Compartment syndrome is a unique form of ischaemia of skeletal muscle which occurs despite patency of the large vessels. Decompression allows the influx of activated leucocytes which cause further injury. Vitamin C is a powerful antioxidant which concentrates preferentially in leucocytes and attenuates reperfusion-induced muscle injury. We have evaluated the use of pretreatment with oral vitamin C in the prevention of injury caused by compartment syndrome in a rat cremasteric muscle model.

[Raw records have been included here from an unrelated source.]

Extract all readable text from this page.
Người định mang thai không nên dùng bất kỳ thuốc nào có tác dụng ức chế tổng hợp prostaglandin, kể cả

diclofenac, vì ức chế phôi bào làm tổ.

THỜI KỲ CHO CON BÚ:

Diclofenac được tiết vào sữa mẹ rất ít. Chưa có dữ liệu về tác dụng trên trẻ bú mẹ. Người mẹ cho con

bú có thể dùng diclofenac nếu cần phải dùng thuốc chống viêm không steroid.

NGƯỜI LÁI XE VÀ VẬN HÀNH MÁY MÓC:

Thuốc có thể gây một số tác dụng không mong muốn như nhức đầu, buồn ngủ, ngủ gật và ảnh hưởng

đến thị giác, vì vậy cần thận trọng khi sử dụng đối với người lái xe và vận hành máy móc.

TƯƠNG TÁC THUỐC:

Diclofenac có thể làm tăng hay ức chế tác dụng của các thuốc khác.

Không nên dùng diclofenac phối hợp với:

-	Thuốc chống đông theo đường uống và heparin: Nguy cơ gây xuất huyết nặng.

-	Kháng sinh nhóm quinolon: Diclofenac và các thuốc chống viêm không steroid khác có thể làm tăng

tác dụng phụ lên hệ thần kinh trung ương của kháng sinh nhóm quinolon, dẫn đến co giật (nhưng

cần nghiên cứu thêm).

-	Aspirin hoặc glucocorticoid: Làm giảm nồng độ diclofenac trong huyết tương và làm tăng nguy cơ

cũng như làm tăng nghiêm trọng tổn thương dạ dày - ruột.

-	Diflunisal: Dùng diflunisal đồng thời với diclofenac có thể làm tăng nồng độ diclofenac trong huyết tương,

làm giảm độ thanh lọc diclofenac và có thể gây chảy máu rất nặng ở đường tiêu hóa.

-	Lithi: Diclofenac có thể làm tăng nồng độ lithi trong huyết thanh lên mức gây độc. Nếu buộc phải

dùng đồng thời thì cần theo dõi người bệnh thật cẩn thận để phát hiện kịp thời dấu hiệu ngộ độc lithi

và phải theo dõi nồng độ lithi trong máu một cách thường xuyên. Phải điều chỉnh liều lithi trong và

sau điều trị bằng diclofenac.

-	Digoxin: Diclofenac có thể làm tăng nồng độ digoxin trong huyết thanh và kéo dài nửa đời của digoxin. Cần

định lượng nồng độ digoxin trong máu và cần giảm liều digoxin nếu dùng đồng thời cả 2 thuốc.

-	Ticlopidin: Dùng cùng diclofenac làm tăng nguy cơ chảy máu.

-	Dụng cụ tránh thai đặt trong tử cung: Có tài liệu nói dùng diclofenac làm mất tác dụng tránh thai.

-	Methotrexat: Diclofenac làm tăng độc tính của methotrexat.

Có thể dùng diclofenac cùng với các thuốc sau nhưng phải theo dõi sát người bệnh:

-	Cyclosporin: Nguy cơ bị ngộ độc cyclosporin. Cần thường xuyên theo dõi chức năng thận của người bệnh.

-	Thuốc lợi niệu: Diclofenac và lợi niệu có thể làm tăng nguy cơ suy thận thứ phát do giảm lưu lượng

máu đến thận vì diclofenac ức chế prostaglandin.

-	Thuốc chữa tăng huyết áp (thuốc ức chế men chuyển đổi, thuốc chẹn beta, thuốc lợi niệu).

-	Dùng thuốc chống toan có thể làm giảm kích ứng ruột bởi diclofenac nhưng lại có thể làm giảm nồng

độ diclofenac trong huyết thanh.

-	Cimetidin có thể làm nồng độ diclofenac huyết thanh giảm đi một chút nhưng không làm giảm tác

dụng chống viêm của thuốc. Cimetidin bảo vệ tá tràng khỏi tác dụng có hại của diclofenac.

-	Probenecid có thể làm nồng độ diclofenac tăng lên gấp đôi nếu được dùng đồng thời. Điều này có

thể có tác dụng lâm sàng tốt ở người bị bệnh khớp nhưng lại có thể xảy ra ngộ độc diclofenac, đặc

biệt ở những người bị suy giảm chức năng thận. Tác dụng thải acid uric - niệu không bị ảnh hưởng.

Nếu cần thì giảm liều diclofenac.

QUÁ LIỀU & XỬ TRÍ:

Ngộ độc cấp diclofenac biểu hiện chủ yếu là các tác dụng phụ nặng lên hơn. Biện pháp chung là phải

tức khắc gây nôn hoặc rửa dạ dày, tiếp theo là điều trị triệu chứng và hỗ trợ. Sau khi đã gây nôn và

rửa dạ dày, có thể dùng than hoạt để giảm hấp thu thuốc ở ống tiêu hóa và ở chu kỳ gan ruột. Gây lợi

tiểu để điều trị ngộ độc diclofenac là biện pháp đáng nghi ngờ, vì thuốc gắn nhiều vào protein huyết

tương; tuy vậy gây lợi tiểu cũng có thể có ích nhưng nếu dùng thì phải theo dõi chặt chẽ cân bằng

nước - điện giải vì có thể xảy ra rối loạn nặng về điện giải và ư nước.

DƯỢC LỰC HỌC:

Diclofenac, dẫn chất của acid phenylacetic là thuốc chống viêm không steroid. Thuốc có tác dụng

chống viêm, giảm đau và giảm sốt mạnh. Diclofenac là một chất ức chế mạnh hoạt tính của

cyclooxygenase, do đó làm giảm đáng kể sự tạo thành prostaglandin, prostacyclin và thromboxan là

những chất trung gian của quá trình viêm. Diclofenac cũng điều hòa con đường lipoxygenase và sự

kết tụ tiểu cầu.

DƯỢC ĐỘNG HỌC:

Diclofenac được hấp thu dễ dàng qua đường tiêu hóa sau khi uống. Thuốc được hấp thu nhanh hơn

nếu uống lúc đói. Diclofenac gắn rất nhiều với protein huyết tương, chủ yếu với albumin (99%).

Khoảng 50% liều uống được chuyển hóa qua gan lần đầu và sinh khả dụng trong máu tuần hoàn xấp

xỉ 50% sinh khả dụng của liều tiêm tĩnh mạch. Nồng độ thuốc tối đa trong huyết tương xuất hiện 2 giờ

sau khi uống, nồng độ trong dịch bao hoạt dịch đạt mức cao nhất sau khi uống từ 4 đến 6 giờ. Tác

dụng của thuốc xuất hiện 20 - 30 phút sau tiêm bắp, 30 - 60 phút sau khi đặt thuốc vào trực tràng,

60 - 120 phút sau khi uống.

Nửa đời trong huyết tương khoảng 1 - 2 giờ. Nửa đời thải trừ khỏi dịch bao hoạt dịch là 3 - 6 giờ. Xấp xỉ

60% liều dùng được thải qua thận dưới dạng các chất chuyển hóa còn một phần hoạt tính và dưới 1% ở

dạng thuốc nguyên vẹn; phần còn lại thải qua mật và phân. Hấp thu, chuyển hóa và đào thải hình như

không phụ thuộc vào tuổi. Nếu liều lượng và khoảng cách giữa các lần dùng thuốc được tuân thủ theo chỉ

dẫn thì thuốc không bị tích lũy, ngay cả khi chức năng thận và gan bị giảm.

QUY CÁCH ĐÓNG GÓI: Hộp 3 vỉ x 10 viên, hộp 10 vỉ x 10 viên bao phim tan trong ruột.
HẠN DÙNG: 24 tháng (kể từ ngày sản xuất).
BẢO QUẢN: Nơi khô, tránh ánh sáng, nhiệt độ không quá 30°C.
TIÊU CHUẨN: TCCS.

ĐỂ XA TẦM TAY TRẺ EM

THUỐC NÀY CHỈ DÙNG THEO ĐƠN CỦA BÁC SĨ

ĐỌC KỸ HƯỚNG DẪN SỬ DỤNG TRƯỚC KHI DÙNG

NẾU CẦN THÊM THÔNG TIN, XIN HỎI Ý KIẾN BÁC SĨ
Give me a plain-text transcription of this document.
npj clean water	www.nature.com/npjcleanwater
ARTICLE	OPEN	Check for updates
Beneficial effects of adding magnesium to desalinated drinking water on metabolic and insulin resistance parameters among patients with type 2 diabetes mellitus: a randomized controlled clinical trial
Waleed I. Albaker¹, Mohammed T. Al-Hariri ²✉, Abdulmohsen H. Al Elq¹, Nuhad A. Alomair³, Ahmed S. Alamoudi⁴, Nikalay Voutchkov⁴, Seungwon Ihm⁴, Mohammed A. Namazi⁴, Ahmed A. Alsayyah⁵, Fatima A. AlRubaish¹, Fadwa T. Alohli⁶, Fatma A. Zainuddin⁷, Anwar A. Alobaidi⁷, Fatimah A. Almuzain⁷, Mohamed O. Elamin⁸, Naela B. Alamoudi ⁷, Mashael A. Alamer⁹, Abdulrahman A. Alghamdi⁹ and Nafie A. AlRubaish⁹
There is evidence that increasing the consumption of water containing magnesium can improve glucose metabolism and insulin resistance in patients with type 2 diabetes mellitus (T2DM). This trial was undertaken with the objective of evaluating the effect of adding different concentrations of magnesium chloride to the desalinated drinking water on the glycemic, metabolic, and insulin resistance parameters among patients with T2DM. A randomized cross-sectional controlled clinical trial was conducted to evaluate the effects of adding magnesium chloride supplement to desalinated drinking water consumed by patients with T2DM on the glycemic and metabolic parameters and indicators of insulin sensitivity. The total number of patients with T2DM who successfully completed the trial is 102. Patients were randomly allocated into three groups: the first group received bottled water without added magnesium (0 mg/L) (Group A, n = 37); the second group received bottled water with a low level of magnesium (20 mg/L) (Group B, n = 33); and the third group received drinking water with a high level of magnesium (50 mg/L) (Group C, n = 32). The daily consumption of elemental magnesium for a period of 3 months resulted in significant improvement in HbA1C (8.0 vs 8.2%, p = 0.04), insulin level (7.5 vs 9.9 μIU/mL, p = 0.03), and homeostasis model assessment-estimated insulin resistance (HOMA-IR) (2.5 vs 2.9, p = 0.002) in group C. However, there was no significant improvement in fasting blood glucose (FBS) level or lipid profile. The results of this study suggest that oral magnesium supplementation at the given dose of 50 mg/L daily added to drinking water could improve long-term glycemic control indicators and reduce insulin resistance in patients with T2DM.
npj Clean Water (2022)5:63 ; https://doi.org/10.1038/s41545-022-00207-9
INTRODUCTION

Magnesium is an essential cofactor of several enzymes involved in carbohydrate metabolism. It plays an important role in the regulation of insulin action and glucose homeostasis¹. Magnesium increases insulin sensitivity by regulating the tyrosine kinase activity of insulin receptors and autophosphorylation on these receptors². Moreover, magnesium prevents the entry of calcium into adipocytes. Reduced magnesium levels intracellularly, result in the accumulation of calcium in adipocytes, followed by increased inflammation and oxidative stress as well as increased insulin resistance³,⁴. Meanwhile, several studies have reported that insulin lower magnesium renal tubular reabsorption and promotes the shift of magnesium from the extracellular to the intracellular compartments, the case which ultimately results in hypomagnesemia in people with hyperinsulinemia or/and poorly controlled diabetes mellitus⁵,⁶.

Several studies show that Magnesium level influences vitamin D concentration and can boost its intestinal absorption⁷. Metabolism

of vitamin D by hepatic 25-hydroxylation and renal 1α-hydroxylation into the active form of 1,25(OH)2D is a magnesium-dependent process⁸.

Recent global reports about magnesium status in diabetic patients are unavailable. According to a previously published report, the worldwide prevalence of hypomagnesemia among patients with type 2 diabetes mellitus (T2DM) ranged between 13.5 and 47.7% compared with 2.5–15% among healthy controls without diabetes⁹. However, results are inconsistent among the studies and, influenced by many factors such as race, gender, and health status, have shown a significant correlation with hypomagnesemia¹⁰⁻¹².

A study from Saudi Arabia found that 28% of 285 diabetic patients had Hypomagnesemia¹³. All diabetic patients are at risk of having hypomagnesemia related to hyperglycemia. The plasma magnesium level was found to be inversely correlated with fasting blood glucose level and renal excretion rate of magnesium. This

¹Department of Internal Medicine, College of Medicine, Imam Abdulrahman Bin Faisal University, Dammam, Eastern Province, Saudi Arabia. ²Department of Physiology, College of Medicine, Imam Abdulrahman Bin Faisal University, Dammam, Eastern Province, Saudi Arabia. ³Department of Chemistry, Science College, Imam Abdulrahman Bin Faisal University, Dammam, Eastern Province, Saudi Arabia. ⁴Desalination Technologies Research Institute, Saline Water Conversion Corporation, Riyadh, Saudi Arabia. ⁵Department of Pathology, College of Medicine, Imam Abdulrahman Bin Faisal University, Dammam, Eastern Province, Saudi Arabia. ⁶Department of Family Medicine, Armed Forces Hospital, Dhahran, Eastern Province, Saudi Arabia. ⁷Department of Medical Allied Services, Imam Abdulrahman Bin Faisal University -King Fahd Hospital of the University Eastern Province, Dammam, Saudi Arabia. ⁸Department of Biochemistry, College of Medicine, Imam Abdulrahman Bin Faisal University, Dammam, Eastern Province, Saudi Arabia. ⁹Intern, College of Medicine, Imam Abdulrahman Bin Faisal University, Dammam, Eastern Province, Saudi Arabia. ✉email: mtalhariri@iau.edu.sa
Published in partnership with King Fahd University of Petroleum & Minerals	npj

Acute and delayed effects of pretreatment with vitamin C were assessed at one and 24 hours after decompression of compartment syndrome. Muscle function was assessed electrophysiologically. Vascular, cellular and tissue inflammation was assessed by staining of intercellular adhesion molecule-1 (ICAM-1) and by determination of the activity of myeloperoxidase (MPO) in neutrophils and tissue oedema.

Compartment syndrome impaired skeletal muscle function and increased the expression of ICAM-1, activity of MPO and muscle weight increased significantly. Pretreatment with vitamin C preserved muscle function and reduced the expression of ICAM-1, infiltration of the neutrophils and oedema.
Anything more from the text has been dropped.